One of the most common questions I’ve heard about technology in patient care is that it takes two to tango–will seniors really embrace chatbots? Turns out, the answer is a resounding “yes”–the average age of patients using Conversa is 64. Younger generations already prefer text over email.
As with anything that seems to do a human-like job, there are fears to quell on both the provider and patient side. Care teams may fear that the technology will fail them in some way–a step might be overlooked, or a patient might be harangued by ten texts a day. To prevent that from happening, healthcare systems should make sure that the solution is customized to their processes. Leadership must help their care teams better coordinate the management of the resources they do have, and see that reflected in the chat-to-clinician process. Sharing a detailed plan and timing that the solutions group approves makes sure that the chatbot will always provide approved messaging. The healthcare system, not the technology platform, should decide how they want to offer their care. As a result, one provider has seen an 86% engagement rate with their care team because they felt confident that the technology was extending their touch and decreasing readmissions.
On the patient side, some users can find the intelligence of the conversation to be daunting. They also don’t want this to turn into a daily spam bot. Chats should be scheduled appropriately (this patient gets a check-in every three days, the other one needs daily contact). Providers determine the frequency of outreach, with the goal of being sensitive to people in the recovery process to keep the integrity and validity is one key point. Nowadays, we can program a bot to be empathetic.
What We Learned
Work closely with leadership and stakeholders.
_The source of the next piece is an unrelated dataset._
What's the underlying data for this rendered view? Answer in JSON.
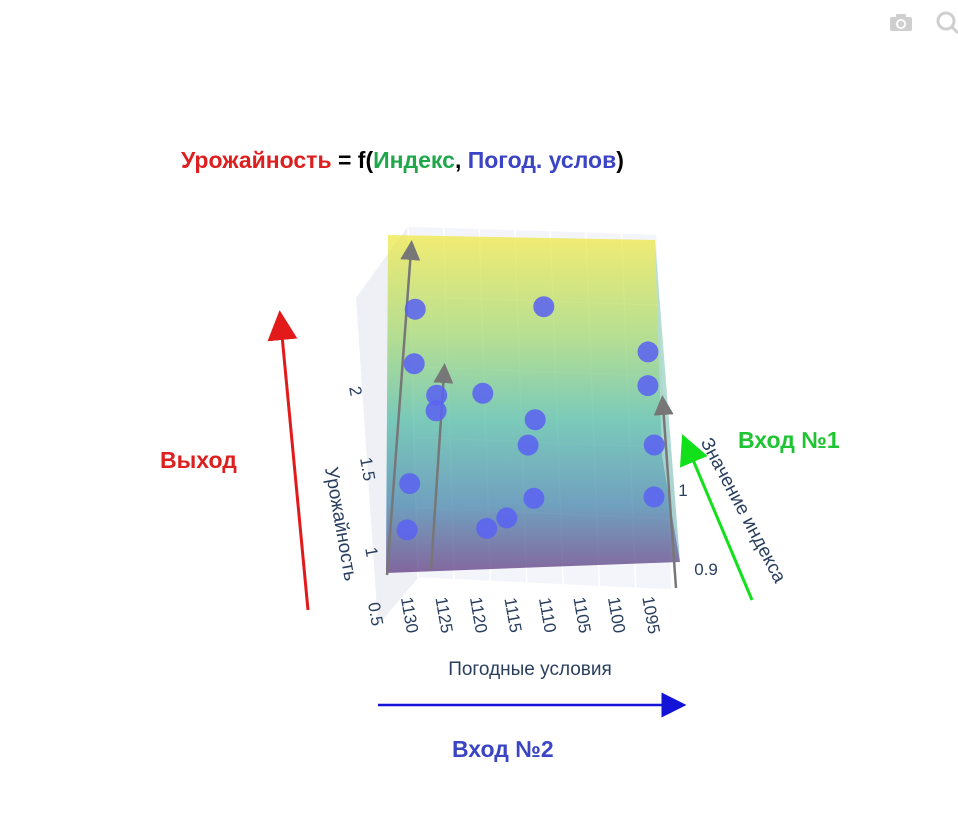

Hold clinical team sessions, collaborate with business teams. When it’s fully customers, the chat platform should be based inside their health system and branded as such (“Northwell Health Chats”). Patients don’t care which company is providing the hospital with the service, they want to see the hospital make it their own. Patient onboarding should be baked into the provider’s process. When Northwell Health did this, their chat programs saw an 80%+ patient engagement rate, with patients completing conversations 93% of the time. 95% of patients said they found the chats helpful.
Think about how we think. Integrating self-determination theory to create an empathetic exchange, but also motivate the patient, is a vital factor in successful outcomes. This kind of technology will lack an impact if the conversations are never finished, so psychological incentives must be woven into the user experience.
Put humans first. Engage patients and providers at the experience level, because a patient’s status can always escalate in a health chat. Patients will use the button the contact the care team if they know it’s there and how it works.
Using conversational AI and automated technology as a staple in patient care makes it easier for providers to meet the patients where they, integrates meaningful health data in a new, efficient ways, and helps reinforce the care team-patient relationship. But the real success will go to the providers who execute onboarding wisely.
Dr. Phil Marshall is co-founder of Conversa Health, a chatbot platform that uses automation and AI to improve patient outcomes.